Black Canadians have lived in Canada for 400 years and 20 generations — from the arrival of Mathieu Da Costa in the early 17th century and Black Empire Loyalists through the Underground Railroad, to the modern immigration waves from the global south.
But in a Canada where racial disparities, anti-Black racism and systemic discrimination are so entrenched, what does it mean to be Black in Canada today? What is the Black Canadian experience?
Canada is embarking on the first national research initiative on Blackness in Canada. At Canada’s third largest racialized group, Black people have made tremendous contributions to the growth, development and profess of this country.
The Blackness in Canada project will pioneer a research approach that centers Black voices by combining traditional survey techniques with new digital and social media tools. The survey will be driven by contributions from respondents. This approach positions Black community narratives at the Centre of public sector discussions to gain a better understanding of their unique experiences and ensure supports and services are relevant.
The project is also co-sponsored by the Multicultural History Society of Ontario (MHSO), Canadian Race Relations Foundation (CRRF), Social Sciences and Humanities Research Council (SSHRC), and York’s faculty of liberal arts and professional studies.
Step 1: Watch 15 minute video: Ice Breakers
Josh Crooks is a promising teen hockey star in a sport where Black Canadian players like him are chronically underrepresented. Ice Breakers (2020) reveals the buried history of a pioneering Black hockey league in Atlantic Canada, as Crooks discovers that his unshakable passion is tied to a rich and remarkable heritage.
Ice Breakers from National Film Board of Canada on Vimeo;https://vimeo.com/thenfb/icebreakers
Step 2: Online Activity #2 Question:
Make use of the sociological imagination and describe how 1 of the 4 major sociological perspectives view Josh Crooks’ experience as a Black Canadian hockey player in Canada.
Terms of Reference:
Wright Mills defined sociological imagination as “the awareness of the relationship between personal experience and the wider society”.

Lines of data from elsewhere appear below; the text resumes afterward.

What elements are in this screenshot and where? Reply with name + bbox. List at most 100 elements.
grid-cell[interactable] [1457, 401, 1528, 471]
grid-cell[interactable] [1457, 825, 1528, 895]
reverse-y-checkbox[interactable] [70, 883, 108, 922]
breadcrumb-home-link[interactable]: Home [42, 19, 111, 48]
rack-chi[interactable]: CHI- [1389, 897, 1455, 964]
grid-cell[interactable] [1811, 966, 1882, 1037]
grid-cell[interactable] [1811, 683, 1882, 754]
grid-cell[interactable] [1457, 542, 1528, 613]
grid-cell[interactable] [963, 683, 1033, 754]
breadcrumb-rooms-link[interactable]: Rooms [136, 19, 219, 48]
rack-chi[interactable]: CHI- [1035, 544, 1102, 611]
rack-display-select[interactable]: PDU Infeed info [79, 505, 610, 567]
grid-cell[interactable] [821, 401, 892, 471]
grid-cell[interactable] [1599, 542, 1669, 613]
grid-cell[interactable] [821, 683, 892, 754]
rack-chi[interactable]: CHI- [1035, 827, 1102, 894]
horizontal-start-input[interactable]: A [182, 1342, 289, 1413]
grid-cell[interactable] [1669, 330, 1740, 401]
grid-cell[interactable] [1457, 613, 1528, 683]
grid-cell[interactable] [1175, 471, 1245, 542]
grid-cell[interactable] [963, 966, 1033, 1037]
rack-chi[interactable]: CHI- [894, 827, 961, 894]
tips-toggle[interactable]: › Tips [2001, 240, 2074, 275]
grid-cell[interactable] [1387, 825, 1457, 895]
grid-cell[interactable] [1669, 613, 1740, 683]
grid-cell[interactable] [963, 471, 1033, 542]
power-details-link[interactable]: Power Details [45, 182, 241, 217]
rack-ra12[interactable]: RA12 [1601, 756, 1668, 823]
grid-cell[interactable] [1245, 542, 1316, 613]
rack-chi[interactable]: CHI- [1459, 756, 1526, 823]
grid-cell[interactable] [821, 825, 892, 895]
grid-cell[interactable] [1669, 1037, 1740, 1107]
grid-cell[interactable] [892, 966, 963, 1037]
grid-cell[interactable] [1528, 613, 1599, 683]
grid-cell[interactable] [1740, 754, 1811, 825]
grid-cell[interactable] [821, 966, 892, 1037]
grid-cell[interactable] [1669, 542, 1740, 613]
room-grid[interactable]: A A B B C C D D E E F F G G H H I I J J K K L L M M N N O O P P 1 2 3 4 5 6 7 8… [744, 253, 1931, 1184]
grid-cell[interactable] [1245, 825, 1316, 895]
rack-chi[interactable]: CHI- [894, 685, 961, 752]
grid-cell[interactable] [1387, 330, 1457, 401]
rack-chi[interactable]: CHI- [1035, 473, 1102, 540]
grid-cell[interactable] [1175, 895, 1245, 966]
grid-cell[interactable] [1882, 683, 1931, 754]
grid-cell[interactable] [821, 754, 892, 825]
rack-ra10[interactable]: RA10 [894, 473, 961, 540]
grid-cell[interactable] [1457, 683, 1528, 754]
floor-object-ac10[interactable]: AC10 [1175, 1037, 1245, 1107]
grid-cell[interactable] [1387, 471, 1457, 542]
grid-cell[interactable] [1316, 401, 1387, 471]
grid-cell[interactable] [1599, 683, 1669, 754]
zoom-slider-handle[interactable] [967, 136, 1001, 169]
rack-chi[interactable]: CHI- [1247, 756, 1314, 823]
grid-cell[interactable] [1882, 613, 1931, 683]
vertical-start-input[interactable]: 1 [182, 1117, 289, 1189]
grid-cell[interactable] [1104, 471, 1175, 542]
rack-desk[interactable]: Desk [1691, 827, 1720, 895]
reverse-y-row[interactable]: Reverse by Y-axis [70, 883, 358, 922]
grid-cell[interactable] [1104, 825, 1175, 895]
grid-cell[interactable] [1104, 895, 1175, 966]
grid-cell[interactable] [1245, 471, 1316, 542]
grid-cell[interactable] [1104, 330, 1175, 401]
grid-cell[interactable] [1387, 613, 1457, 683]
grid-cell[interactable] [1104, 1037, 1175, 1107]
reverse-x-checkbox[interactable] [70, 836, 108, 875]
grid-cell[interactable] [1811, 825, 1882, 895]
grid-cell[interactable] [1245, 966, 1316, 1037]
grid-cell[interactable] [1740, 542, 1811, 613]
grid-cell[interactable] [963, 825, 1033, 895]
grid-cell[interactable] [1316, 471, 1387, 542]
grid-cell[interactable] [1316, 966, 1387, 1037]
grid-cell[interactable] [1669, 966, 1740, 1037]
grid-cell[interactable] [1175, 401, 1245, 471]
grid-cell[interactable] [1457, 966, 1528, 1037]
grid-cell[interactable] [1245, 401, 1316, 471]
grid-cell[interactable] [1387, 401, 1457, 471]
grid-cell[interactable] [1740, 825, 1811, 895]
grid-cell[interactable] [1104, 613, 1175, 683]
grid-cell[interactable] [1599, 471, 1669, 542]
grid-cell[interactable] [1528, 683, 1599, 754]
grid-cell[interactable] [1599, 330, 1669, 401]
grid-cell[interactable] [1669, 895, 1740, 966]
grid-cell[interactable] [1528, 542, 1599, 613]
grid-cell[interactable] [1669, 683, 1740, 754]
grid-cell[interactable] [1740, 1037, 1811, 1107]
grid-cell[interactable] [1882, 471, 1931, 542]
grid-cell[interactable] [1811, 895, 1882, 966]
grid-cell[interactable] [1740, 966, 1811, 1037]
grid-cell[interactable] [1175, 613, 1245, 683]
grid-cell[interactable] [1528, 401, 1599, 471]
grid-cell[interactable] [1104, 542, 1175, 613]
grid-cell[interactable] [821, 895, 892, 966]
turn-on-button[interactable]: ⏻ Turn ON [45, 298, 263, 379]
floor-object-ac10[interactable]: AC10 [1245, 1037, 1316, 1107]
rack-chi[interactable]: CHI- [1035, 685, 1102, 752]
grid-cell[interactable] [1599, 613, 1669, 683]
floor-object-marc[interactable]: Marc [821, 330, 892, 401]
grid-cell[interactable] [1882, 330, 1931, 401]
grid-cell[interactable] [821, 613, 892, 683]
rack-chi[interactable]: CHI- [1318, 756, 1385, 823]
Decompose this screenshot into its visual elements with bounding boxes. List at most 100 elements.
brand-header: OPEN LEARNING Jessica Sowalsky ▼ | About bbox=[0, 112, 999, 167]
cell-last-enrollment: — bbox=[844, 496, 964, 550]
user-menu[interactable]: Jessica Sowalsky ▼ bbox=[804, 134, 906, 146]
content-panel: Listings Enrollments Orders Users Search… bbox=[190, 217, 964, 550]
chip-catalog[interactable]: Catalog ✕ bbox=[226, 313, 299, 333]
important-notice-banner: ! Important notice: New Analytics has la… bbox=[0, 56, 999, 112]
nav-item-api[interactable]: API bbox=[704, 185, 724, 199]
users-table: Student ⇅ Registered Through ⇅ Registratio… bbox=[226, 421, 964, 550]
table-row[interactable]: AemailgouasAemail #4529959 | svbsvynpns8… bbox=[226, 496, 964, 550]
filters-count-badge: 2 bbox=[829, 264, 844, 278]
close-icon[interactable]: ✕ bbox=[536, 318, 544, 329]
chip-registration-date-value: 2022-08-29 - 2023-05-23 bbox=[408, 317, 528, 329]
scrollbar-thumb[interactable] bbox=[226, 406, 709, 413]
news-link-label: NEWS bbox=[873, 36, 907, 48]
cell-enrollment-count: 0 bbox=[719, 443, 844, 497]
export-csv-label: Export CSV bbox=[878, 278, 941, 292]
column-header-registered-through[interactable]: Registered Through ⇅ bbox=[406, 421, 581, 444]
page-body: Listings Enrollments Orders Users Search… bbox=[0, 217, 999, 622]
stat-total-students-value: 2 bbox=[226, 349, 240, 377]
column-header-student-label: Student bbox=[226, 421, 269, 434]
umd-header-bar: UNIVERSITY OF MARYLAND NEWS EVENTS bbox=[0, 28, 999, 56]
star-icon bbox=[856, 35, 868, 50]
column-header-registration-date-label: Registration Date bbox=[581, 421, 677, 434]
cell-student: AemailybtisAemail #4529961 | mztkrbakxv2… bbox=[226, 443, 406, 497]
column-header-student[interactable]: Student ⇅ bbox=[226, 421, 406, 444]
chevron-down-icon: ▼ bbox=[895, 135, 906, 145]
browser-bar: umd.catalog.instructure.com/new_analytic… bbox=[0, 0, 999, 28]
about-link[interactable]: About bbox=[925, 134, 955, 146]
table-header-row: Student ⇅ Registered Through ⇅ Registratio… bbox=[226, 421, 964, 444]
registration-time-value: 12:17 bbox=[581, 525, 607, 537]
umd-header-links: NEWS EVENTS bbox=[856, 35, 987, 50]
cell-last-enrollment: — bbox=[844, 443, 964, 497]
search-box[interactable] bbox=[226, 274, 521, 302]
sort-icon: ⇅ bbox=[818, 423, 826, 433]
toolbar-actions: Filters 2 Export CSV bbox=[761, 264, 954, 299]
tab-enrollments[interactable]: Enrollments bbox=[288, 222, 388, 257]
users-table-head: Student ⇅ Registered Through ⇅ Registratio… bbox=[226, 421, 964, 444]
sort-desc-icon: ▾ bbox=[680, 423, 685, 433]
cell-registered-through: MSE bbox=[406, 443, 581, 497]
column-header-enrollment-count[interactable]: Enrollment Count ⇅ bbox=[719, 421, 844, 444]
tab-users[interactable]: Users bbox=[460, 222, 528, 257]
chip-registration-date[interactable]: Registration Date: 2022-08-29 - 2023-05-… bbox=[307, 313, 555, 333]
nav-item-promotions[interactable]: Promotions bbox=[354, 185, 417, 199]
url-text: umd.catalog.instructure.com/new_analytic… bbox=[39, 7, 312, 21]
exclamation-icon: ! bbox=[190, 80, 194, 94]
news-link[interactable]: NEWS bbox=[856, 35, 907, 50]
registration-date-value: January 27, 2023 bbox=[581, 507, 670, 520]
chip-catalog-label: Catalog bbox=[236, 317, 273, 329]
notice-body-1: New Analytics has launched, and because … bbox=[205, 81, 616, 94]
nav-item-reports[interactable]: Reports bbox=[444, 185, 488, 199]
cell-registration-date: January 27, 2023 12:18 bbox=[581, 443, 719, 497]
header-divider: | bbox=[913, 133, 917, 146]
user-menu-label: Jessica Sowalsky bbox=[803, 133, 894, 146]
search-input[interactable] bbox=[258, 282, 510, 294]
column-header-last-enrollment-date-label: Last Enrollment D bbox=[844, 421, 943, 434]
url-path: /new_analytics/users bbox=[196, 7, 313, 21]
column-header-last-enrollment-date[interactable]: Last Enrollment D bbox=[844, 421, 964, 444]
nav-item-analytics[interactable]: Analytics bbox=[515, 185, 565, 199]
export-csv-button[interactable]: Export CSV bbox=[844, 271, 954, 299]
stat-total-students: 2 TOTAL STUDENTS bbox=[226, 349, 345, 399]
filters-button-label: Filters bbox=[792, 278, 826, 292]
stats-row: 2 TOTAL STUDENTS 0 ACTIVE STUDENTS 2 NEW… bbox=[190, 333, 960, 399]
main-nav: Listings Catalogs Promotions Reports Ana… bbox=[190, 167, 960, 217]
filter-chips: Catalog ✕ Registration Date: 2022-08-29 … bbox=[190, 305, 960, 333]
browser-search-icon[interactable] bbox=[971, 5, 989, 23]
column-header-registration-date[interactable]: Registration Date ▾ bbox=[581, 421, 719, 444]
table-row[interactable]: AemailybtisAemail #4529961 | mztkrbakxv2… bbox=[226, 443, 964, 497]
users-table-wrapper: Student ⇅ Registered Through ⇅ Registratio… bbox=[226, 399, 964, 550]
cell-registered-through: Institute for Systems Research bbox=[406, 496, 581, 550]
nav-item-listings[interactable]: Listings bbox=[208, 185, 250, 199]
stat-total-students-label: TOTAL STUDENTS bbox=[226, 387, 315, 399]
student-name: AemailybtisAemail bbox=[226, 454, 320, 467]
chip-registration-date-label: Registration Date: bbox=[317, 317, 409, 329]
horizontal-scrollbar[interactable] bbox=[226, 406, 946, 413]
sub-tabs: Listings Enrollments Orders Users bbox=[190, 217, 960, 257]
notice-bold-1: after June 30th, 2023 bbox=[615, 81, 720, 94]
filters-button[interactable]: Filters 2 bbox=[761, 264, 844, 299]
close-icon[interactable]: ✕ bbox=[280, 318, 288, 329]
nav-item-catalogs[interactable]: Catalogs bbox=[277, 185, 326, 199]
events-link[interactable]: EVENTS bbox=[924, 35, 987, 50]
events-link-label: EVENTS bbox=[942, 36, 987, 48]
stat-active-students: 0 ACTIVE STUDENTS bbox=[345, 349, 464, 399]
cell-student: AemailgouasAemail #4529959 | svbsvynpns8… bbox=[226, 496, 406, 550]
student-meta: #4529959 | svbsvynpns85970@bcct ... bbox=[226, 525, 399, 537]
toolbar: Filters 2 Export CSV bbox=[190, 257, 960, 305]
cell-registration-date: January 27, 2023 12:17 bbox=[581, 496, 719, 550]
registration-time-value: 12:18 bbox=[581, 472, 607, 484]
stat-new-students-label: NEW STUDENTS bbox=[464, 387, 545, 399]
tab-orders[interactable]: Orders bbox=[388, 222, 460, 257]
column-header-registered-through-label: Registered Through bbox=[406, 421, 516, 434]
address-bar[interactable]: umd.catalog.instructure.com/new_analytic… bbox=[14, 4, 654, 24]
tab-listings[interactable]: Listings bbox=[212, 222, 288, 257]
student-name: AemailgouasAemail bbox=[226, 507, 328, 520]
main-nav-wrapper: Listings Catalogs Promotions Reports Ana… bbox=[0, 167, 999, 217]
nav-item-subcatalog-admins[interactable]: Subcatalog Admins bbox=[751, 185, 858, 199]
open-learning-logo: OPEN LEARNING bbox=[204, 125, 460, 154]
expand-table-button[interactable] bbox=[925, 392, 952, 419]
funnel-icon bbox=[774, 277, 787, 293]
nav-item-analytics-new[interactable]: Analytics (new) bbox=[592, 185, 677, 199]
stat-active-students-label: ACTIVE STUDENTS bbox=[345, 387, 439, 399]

The functionalist perspective sees society as a complex system whose parts work together to promote solidarity and stability. This approach looks at society through a macro-level orientation and broadly focuses on the social structures that shape society as a whole.
The conflict perspective sees social life as a competition, and focuses on the distribution of resources, power, and inequality. Unlike functionalist theory, conflict theory is better at explaining social change, and weaker at explaining social stability.
Symbolic interactionism is a micro-level theory that focuses on the relationships among individuals within a society. Communication—the exchange of meaning through language and symbols—is believed to be the way in which people make sense of their social world.
Feminism, by definition, is the belief that men and women should have equal rights and opportunities. It is the social, political and economic equality of the sexes. After observing the gender stereotypes that infiltrate our society.